Seeking work


Finding your own work, I've found, is quite hard. At the moment I'm subcontracting to a company earning decent money and happy with the work. However the plan is to find my own work, not to work for somebody else. So far to drum up work, I've started my own website, a twitter account, got pages on google+ and Facebook and of course this blog. Also got my own cards printed, some magnetic signs for my car (was a van until a little accident on the M54 before Christmas wrote it off. Rolled it.) and advertising on free index. Currently working with a mate from my old firm and together we have priced up a job, didn't get it over the little matter of £100 too expensive but he's got a couple of leads coming in so could be fruitful. Pooling resources.

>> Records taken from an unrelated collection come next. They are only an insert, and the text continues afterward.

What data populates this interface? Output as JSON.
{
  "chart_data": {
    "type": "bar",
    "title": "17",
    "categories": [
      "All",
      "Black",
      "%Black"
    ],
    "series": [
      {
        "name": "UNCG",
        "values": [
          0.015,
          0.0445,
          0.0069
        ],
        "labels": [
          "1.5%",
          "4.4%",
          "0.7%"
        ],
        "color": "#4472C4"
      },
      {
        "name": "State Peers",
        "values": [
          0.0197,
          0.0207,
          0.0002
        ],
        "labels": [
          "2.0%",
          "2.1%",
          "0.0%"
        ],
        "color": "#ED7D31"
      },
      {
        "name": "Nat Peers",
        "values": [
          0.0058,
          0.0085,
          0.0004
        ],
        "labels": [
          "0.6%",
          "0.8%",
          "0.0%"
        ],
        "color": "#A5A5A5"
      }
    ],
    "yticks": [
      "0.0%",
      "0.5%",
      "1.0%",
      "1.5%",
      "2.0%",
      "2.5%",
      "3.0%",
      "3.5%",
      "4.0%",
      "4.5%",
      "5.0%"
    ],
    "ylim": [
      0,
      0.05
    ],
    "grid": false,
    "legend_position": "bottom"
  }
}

Now following all that I'm debating whether to join one of these tradesmen sites. Does the initial outlay bring in enough to justify it? I'm not too sure, though I have heard of some making a very good living from the leads they get. For the time being I think I will continue along the lines of self promotion, next stage leaflet drops. I need to think carefully where to post them to where I think I will get the most work, if any. Yes I do realise a lot of people hate having takeaway menus, estate agents requesting properties, charity bags, etc posted through their doors but I also realise the importance of getting my name out there. From the leaflets I could get one call back which leads to a job and in turn leads to another and so on. From small acorns...

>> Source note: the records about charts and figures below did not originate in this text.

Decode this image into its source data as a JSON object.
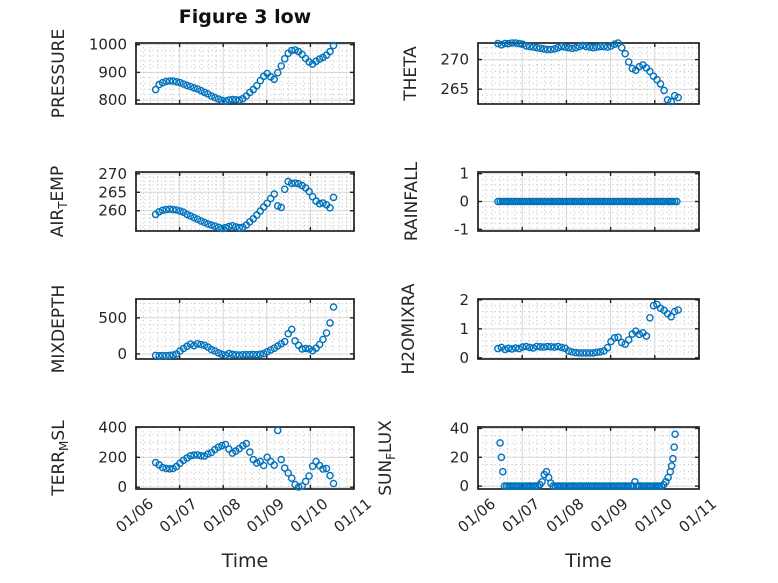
{
  "figure": {
    "title": "Figure 3 low",
    "background": "#ffffff"
  },
  "axes": {
    "x_label": "Time",
    "x_tick_labels": [
      "01/06",
      "01/07",
      "01/08",
      "01/09",
      "01/10",
      "01/11"
    ],
    "x_tick_positions_days": [
      0,
      1,
      2,
      3,
      4,
      5
    ],
    "x_unit": "days after 01/06",
    "grid": "on",
    "minor_grid": "on"
  },
  "style": {
    "marker_color": "#0072BD",
    "axis_color": "#212121",
    "text_color": "#262626",
    "grid_color": "#d6d6d6",
    "minor_grid_color": "#9a9a9a"
  },
  "x_days_common": [
    0.45,
    0.53,
    0.61,
    0.69,
    0.77,
    0.85,
    0.93,
    1.01,
    1.09,
    1.17,
    1.25,
    1.33,
    1.41,
    1.49,
    1.57,
    1.65,
    1.73,
    1.81,
    1.89,
    1.97,
    2.05,
    2.13,
    2.21,
    2.29,
    2.37,
    2.45,
    2.53,
    2.61,
    2.69,
    2.77,
    2.85,
    2.93,
    3.01,
    3.09,
    3.17,
    3.25,
    3.33,
    3.41,
    3.49,
    3.57,
    3.65,
    3.73,
    3.81,
    3.89,
    3.97,
    4.05,
    4.13,
    4.21,
    4.29,
    4.37,
    4.45,
    4.53
  ],
  "chart_data": [
    {
      "type": "scatter",
      "ylabel": "PRESSURE",
      "ylabel_parts": {
        "pre": "PRESSURE",
        "sub": "",
        "post": ""
      },
      "yticks": [
        800,
        900,
        1000
      ],
      "ylim": [
        786,
        1006
      ],
      "yminor": 20,
      "x": "common",
      "y": [
        838,
        856,
        863,
        867,
        869,
        869,
        866,
        863,
        858,
        853,
        849,
        844,
        840,
        834,
        828,
        822,
        815,
        809,
        804,
        799,
        797,
        800,
        802,
        801,
        800,
        805,
        815,
        828,
        838,
        852,
        870,
        886,
        896,
        884,
        875,
        899,
        923,
        949,
        969,
        979,
        981,
        975,
        965,
        950,
        938,
        930,
        940,
        948,
        954,
        962,
        975,
        997
      ]
    },
    {
      "type": "scatter",
      "ylabel": "THETA",
      "ylabel_parts": {
        "pre": "THETA",
        "sub": "",
        "post": ""
      },
      "yticks": [
        265,
        270
      ],
      "ylim": [
        262.5,
        272.8
      ],
      "yminor": 1,
      "x": "common",
      "y": [
        272.7,
        272.5,
        272.7,
        272.7,
        272.8,
        272.8,
        272.7,
        272.6,
        272.3,
        272.2,
        272.1,
        272.0,
        271.9,
        271.8,
        271.7,
        271.7,
        271.8,
        272.0,
        272.2,
        272.1,
        272.0,
        271.9,
        272.0,
        272.2,
        272.4,
        272.2,
        272.1,
        272.0,
        272.1,
        272.2,
        272.2,
        272.1,
        272.3,
        272.6,
        272.8,
        272.0,
        271.0,
        269.6,
        268.5,
        268.2,
        268.8,
        269.1,
        268.6,
        268.0,
        267.2,
        266.6,
        265.9,
        264.8,
        263.2,
        262.9,
        263.9,
        263.6
      ]
    },
    {
      "type": "scatter",
      "ylabel": "AIR_TEMP",
      "ylabel_parts": {
        "pre": "AIR",
        "sub": "T",
        "post": "EMP"
      },
      "yticks": [
        260,
        265,
        270
      ],
      "ylim": [
        254.5,
        270.5
      ],
      "yminor": 1,
      "x": "common",
      "y": [
        259.0,
        259.7,
        260.1,
        260.3,
        260.4,
        260.3,
        260.2,
        259.9,
        259.6,
        259.0,
        258.6,
        258.1,
        257.7,
        257.2,
        256.8,
        256.4,
        256.1,
        255.8,
        255.5,
        255.2,
        255.4,
        255.7,
        255.9,
        255.6,
        255.4,
        255.5,
        256.1,
        257.0,
        257.8,
        258.8,
        259.9,
        261.0,
        262.0,
        263.3,
        264.5,
        261.3,
        260.9,
        265.8,
        267.9,
        267.4,
        267.5,
        267.3,
        266.8,
        266.2,
        265.2,
        263.8,
        262.6,
        261.9,
        262.1,
        261.6,
        260.8,
        263.6
      ]
    },
    {
      "type": "scatter",
      "ylabel": "RAINFALL",
      "ylabel_parts": {
        "pre": "RAINFALL",
        "sub": "",
        "post": ""
      },
      "yticks": [
        -1,
        0,
        1
      ],
      "ylim": [
        -1.06,
        1.06
      ],
      "yminor": 0.2,
      "x": [
        0.45,
        0.5,
        0.55,
        0.6,
        0.65,
        0.7,
        0.75,
        0.8,
        0.85,
        0.9,
        0.95,
        1,
        1.05,
        1.1,
        1.15,
        1.2,
        1.25,
        1.3,
        1.35,
        1.4,
        1.45,
        1.5,
        1.55,
        1.6,
        1.65,
        1.7,
        1.75,
        1.8,
        1.85,
        1.9,
        1.95,
        2,
        2.05,
        2.1,
        2.15,
        2.2,
        2.25,
        2.3,
        2.35,
        2.4,
        2.45,
        2.5,
        2.55,
        2.6,
        2.65,
        2.7,
        2.75,
        2.8,
        2.85,
        2.9,
        2.95,
        3,
        3.05,
        3.1,
        3.15,
        3.2,
        3.25,
        3.3,
        3.35,
        3.4,
        3.45,
        3.5,
        3.55,
        3.6,
        3.65,
        3.7,
        3.75,
        3.8,
        3.85,
        3.9,
        3.95,
        4,
        4.05,
        4.1,
        4.15,
        4.2,
        4.25,
        4.3,
        4.35,
        4.4,
        4.45,
        4.5
      ],
      "y": [
        0,
        0,
        0,
        0,
        0,
        0,
        0,
        0,
        0,
        0,
        0,
        0,
        0,
        0,
        0,
        0,
        0,
        0,
        0,
        0,
        0,
        0,
        0,
        0,
        0,
        0,
        0,
        0,
        0,
        0,
        0,
        0,
        0,
        0,
        0,
        0,
        0,
        0,
        0,
        0,
        0,
        0,
        0,
        0,
        0,
        0,
        0,
        0,
        0,
        0,
        0,
        0,
        0,
        0,
        0,
        0,
        0,
        0,
        0,
        0,
        0,
        0,
        0,
        0,
        0,
        0,
        0,
        0,
        0,
        0,
        0,
        0,
        0,
        0,
        0,
        0,
        0,
        0,
        0,
        0,
        0,
        0
      ]
    },
    {
      "type": "scatter",
      "ylabel": "MIXDEPTH",
      "ylabel_parts": {
        "pre": "MIXDEPTH",
        "sub": "",
        "post": ""
      },
      "yticks": [
        0,
        500
      ],
      "ylim": [
        -70,
        760
      ],
      "yminor": 100,
      "x": "common",
      "y": [
        -20,
        -25,
        -22,
        -25,
        -20,
        -15,
        0,
        40,
        75,
        105,
        135,
        115,
        140,
        130,
        120,
        95,
        60,
        40,
        15,
        -5,
        -15,
        5,
        -5,
        -12,
        -15,
        -12,
        -10,
        -10,
        -8,
        -10,
        -5,
        5,
        30,
        55,
        80,
        110,
        140,
        170,
        280,
        340,
        180,
        120,
        70,
        75,
        70,
        45,
        80,
        130,
        200,
        290,
        430,
        650
      ]
    },
    {
      "type": "scatter",
      "ylabel": "H2OMIXRA",
      "ylabel_parts": {
        "pre": "H2OMIXRA",
        "sub": "",
        "post": ""
      },
      "yticks": [
        0,
        1,
        2
      ],
      "ylim": [
        -0.04,
        2.03
      ],
      "yminor": 0.2,
      "x": "common",
      "y": [
        0.32,
        0.36,
        0.29,
        0.33,
        0.31,
        0.34,
        0.32,
        0.37,
        0.39,
        0.36,
        0.34,
        0.39,
        0.38,
        0.37,
        0.39,
        0.38,
        0.37,
        0.39,
        0.36,
        0.33,
        0.24,
        0.2,
        0.18,
        0.17,
        0.17,
        0.17,
        0.17,
        0.17,
        0.19,
        0.21,
        0.24,
        0.35,
        0.56,
        0.69,
        0.71,
        0.53,
        0.47,
        0.62,
        0.82,
        0.92,
        0.81,
        0.86,
        0.75,
        1.38,
        1.8,
        1.84,
        1.71,
        1.64,
        1.52,
        1.42,
        1.6,
        1.65
      ]
    },
    {
      "type": "scatter",
      "ylabel": "TERR_MSL",
      "ylabel_parts": {
        "pre": "TERR",
        "sub": "M",
        "post": "SL"
      },
      "yticks": [
        0,
        200,
        400
      ],
      "ylim": [
        -12,
        403
      ],
      "yminor": 50,
      "x": "common",
      "y": [
        165,
        150,
        132,
        125,
        123,
        125,
        138,
        160,
        180,
        195,
        210,
        215,
        216,
        210,
        208,
        222,
        232,
        252,
        268,
        278,
        286,
        255,
        228,
        242,
        258,
        278,
        292,
        235,
        185,
        163,
        172,
        145,
        200,
        172,
        148,
        380,
        185,
        128,
        95,
        60,
        18,
        2,
        8,
        38,
        75,
        140,
        172,
        145,
        122,
        125,
        78,
        25
      ]
    },
    {
      "type": "scatter",
      "ylabel": "SUN_FLUX",
      "ylabel_parts": {
        "pre": "SUN",
        "sub": "F",
        "post": "LUX"
      },
      "yticks": [
        0,
        20,
        40
      ],
      "ylim": [
        -2,
        41
      ],
      "yminor": 5,
      "x": [
        0.5,
        0.53,
        0.56,
        0.6,
        0.65,
        0.7,
        0.75,
        0.8,
        0.85,
        0.9,
        0.95,
        1,
        1.05,
        1.1,
        1.15,
        1.2,
        1.25,
        1.3,
        1.35,
        1.4,
        1.45,
        1.5,
        1.55,
        1.6,
        1.65,
        1.7,
        1.75,
        1.8,
        1.85,
        1.9,
        1.95,
        2,
        2.05,
        2.1,
        2.15,
        2.2,
        2.25,
        2.3,
        2.35,
        2.4,
        2.45,
        2.5,
        2.55,
        2.6,
        2.65,
        2.7,
        2.75,
        2.8,
        2.85,
        2.9,
        2.95,
        3,
        3.05,
        3.1,
        3.15,
        3.2,
        3.25,
        3.3,
        3.35,
        3.4,
        3.45,
        3.5,
        3.55,
        3.6,
        3.65,
        3.7,
        3.75,
        3.8,
        3.85,
        3.9,
        3.95,
        4,
        4.05,
        4.1,
        4.15,
        4.2,
        4.25,
        4.3,
        4.35,
        4.38,
        4.41,
        4.44,
        4.46
      ],
      "y": [
        30,
        20,
        10,
        0,
        0,
        0,
        0,
        0,
        0,
        0,
        0,
        0,
        0,
        0,
        0,
        0,
        0,
        0,
        0,
        1,
        3,
        8,
        10,
        6,
        2,
        0,
        0,
        0,
        0,
        0,
        0,
        0,
        0,
        0,
        0,
        0,
        0,
        0,
        0,
        0,
        0,
        0,
        0,
        0,
        0,
        0,
        0,
        0,
        0,
        0,
        0,
        0,
        0,
        0,
        0,
        0,
        0,
        0,
        0,
        0,
        0,
        0,
        3,
        0,
        0,
        0,
        0,
        0,
        0,
        0,
        0,
        0,
        0,
        0,
        0,
        1,
        3,
        6,
        10,
        14,
        19,
        27,
        36
      ]
    }
  ]
}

Anyway a follow on from my last post. I have done another two flats using water based gloss and whilst, in my own eyes, the finish and coverage is not as good as oil based it has shocked me. Upon application it started to dry very patchy but the next morning it looked very solid and had a decent shine to it (see picture). Can't eliminate the brush marks in it yet, that's despite using the correct brushes for the paint but I am happy with how it's come out. I think if I was to use it on my own work, I would use two top coats to give a more solid finish. The more flats I do, the better I'll get using the paint and the better my finish will be. Practice makes perfect and that is still true after 17 years in the trade!